Structure of a single automorphism of a finite abelian p-group

Question

A finite abelian $p$-group $H$ is homogenous when it is the direct sum of cyclic groups of the same order $p^r$, i.e. $H \cong \big(\mathbb{Z}/p^{r}\mathbb{Z}\big)^{e}$. Every finite abelian $p$-group $G$ can be decomposed into homogenous factors $$ G = H_{d_1} \oplus H_{d_2} \oplus \cdots \oplus H_{d_k} $$ where $H_{d_i}$ has exponent $p^{d_i}$ and $d_1 > d_2 > \cdots > d_k > 0$. While this decomposition is unique up to isomorphism, unless $k = 1$ there are many distinct choices for the homogenous subgroups themselves.

Now suppose $\varphi$ is an automorphism of $G$ of order coprime to $p$. Must there be a homogenous decomposition that is invariant under $\varphi$?

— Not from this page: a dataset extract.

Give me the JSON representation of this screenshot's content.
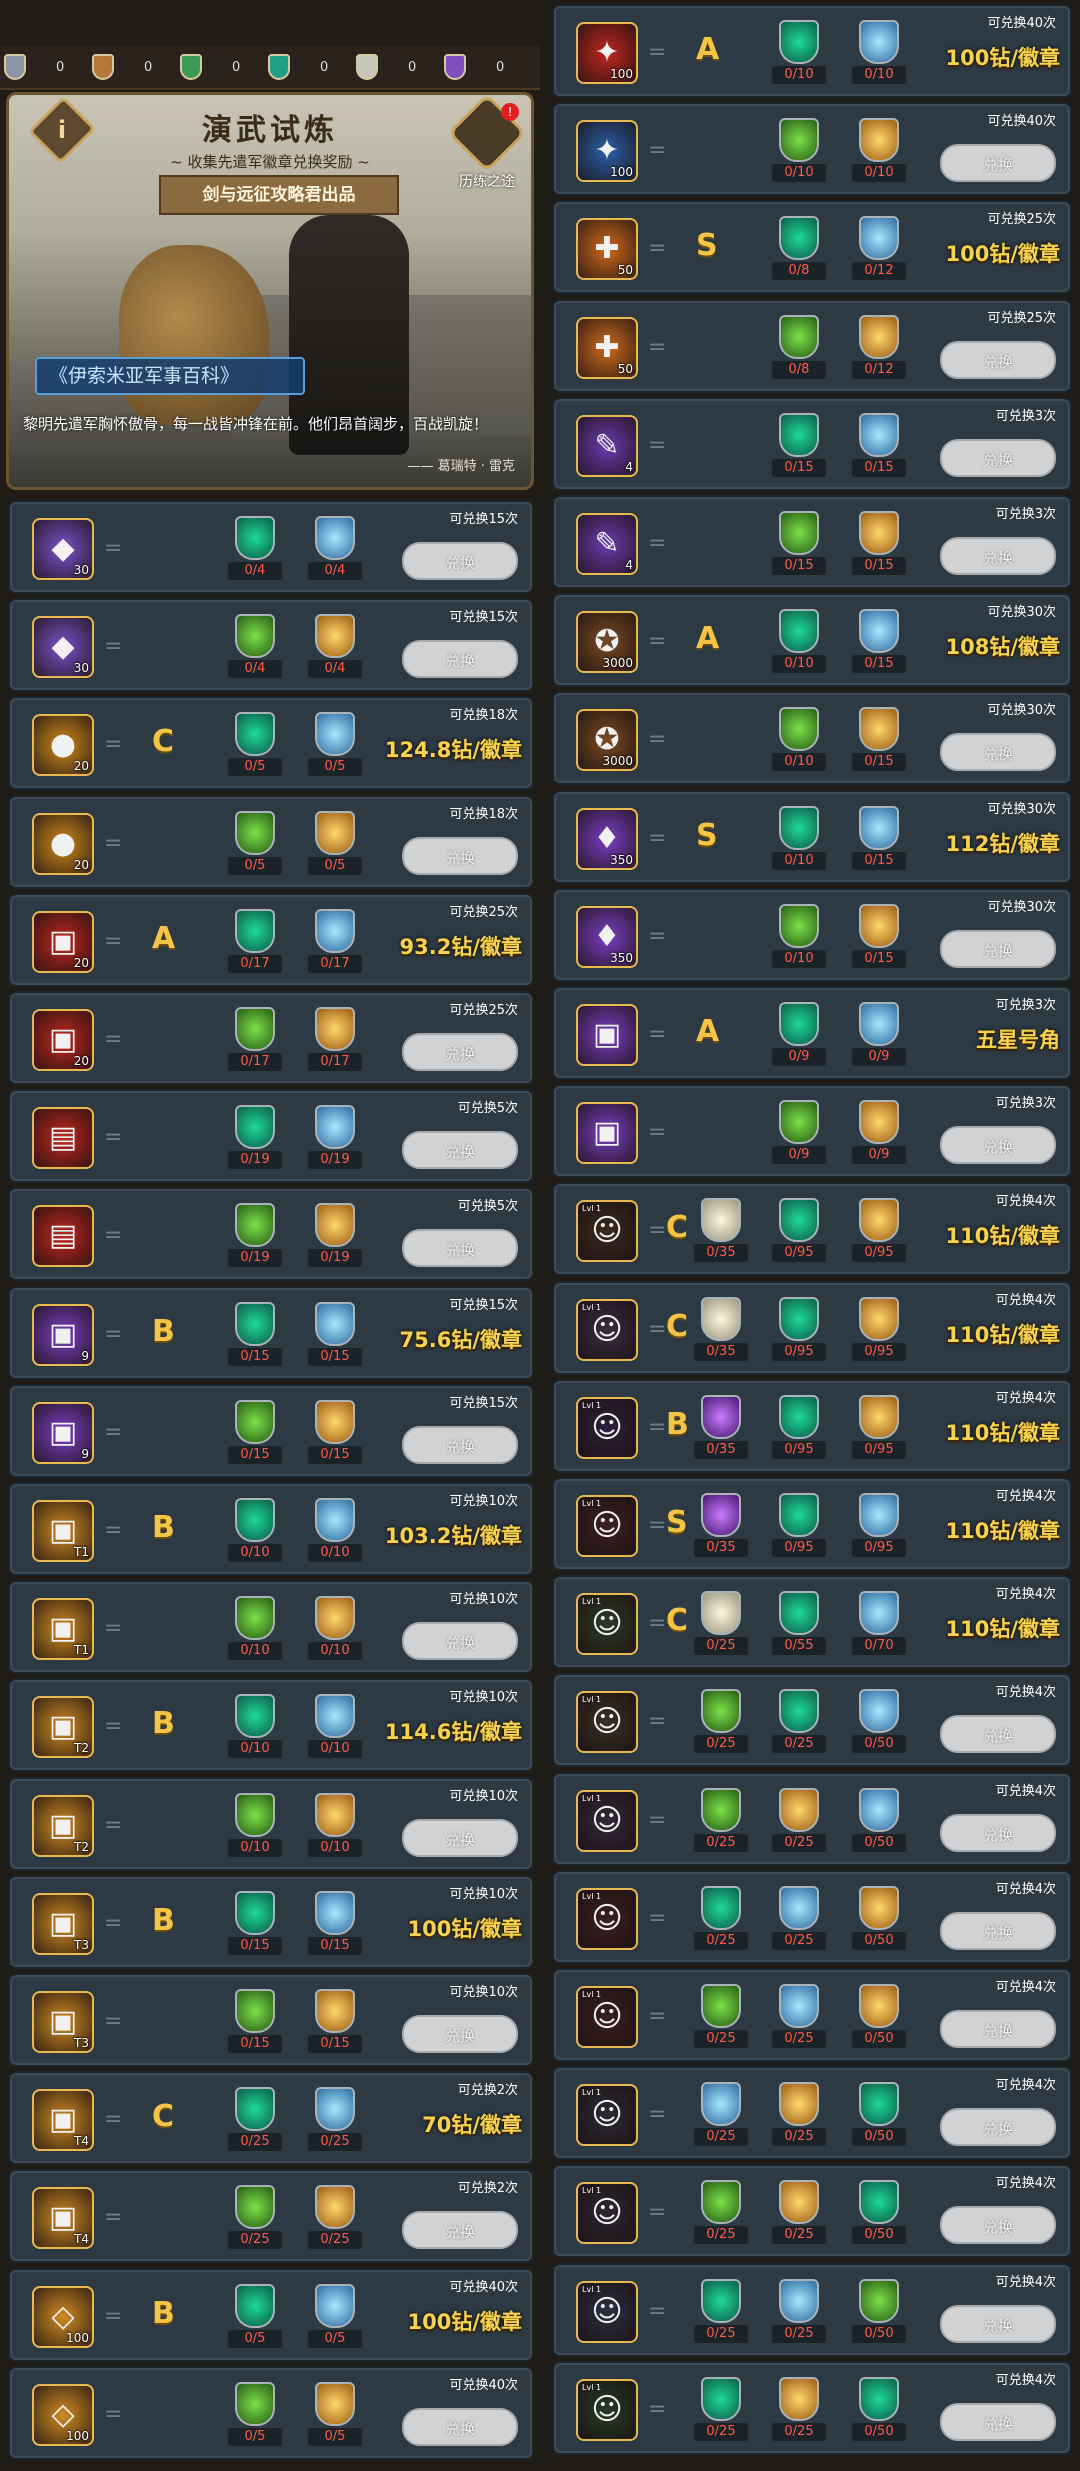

If it helps, you can assume that the order of $\varphi$ is prime. For the intended application, all I really need is an invariant homogenous subgroup of the largest possible exponent.

Answer 1

It is true that if $\phi$ is automorphism of order prime to $p$ of a finite Abelian $p$-group $A$, then $A$ is a direct sum of indecomposable $\phi$-invariant subgroups ( that is, no summand is a direct sum of two non-zero $\phi$-invariant subgroups). It is also true that each of these indecomposable summands is homocyclic, that is,a direct sum of cyclic subgroups of the same order, ( what you call homogeneous). Hence the answer to your question is yes. This can be found in D.Gorenstein's book "Finite Groups" (the original results may be due to P. Hall, I am not sure).